Andy Warhol is credited with the famous line that foretold a future of 15 minutes of fame for everyone. While his exact words of the phrase may be debated, Warhol was known to business and the art world alike – being an award-winning advertiser for clients such as Tiffany & Co. and Columbia Records, a proponent of digital art with the Commodore Amiga, and an avid fan of new technologies like the Polaroid SX-70 model. Warhol’s name is also appearing in today’s tech conversation, with the US Supreme Court potentially ruling on the Andy Warhol Foundation for the Visual Arts, Inc. v. Goldsmith case which could decide whether a series of Warhol’s images depicting Prince were truly transformative, enough to be considered as fair use under copyright law. This case has the potential to shift the interpretation of fair use law and has been deeply pondered by legal scholars due to the major implications it may have, should it be approved or disapproved.
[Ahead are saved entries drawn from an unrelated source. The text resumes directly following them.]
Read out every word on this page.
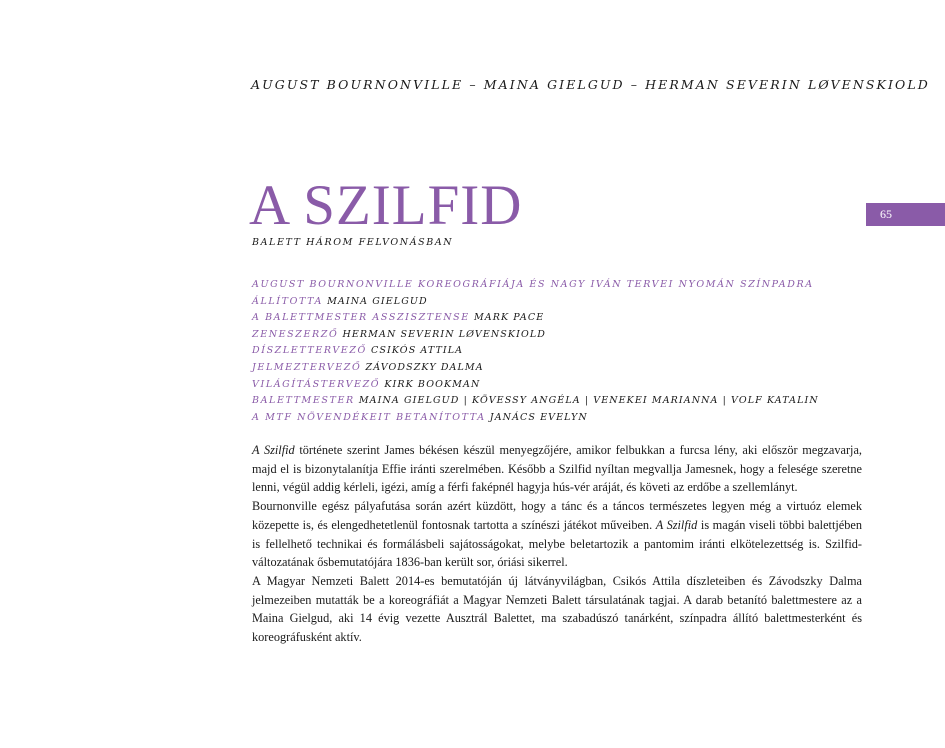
AUGUST BOURNONVILLE – MAINA GIELGUD – HERMAN SEVERIN LØVENSKIOLD
A SZILFID
BALETT HÁROM FELVONÁSBAN
65
AUGUST BOURNONVILLE KOREOGRÁFIÁJA ÉS NAGY IVÁN TERVEI NYOMÁN SZÍNPADRA
ÁLLÍTOTTA MAINA GIELGUD
A BALETTMESTER ASSZISZTENSE MARK PACE
ZENESZERZŐ HERMAN SEVERIN LØVENSKIOLD
DÍSZLETTERVEZŐ CSIKÓS ATTILA
JELMEZTERVEZŐ ZÁVODSZKY DALMA
VILÁGÍTÁSTERVEZŐ KIRK BOOKMAN
BALETTMESTER MAINA GIELGUD | KÖVESSY ANGÉLA | VENEKEI MARIANNA | VOLF KATALIN
A MTF NÖVENDÉKEIT BETANÍTOTTA JANÁCS EVELYN

A Szilfid története szerint James békésen készül menyegzőjére, amikor felbukkan a furcsa lény, aki először megzavarja, majd el is bizonytalanítja Effie iránti szerelmében. Később a Szilfid nyíltan megvallja Jamesnek, hogy a felesége szeretne lenni, végül addig kérleli, igézi, amíg a férfi faképnél hagyja hús-vér aráját, és követi az erdőbe a szellemlányt.

Bournonville egész pályafutása során azért küzdött, hogy a tánc és a táncos természetes legyen még a virtuóz elemek közepette is, és elengedhetetlenül fontosnak tartotta a színészi játékot műveiben. A Szilfid is magán viseli többi balettjében is fellelhető technikai és formálásbeli sajátosságokat, melybe beletartozik a pantomim iránti elkötelezettség is. Szilfid-változatának ősbemutatójára 1836-ban került sor, óriási sikerrel.

A Magyar Nemzeti Balett 2014-es bemutatóján új látványvilágban, Csikós Attila díszleteiben és Závodszky Dalma jelmezeiben mutatták be a koreográfiát a Magyar Nemzeti Balett társulatának tagjai. A darab betanító balettmestere az a Maina Gielgud, aki 14 évig vezette Ausztrál Balettet, ma szabadúszó tanárként, színpadra állító balettmesterként és koreográfusként aktív.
Along with this case, the US Copyright Office has recently ruled that art produced by Artificial Intelligence (AI) technology is not eligible for copyright protection, though artists may attempt to register works that have human authorship. However, a class action lawsuit was recently filed against OpenAI, GitHub and GitHub’s parent company Microsoft alleging that the Copilot programming AI, which is a part of the “no-code ecosystem”, infringed on coders’ work that was used to train it. Additionally, Getty Images filed a claim against AI company Stability AI, citing “brazen infringement” of its image licensing catalog, and a trio of artists are taking legal action against another AI company, Midjourney, Stable Diffusion, and DeviantArt for reportedly scraping artists’ work and using it for their AI models.
All of these cases speak to the changes that have been happening in copyright law due to the advent of AI technology, representing the importance of considering the implications of both the recent ruling in the Warhol case and the initiative from the US Copyright Office. For Warhol fans, the outcome will be something to keep an eye out for and debate over, representing another addition to Warhol’s long-standing position as a revered artist in the business, advertising and art worlds.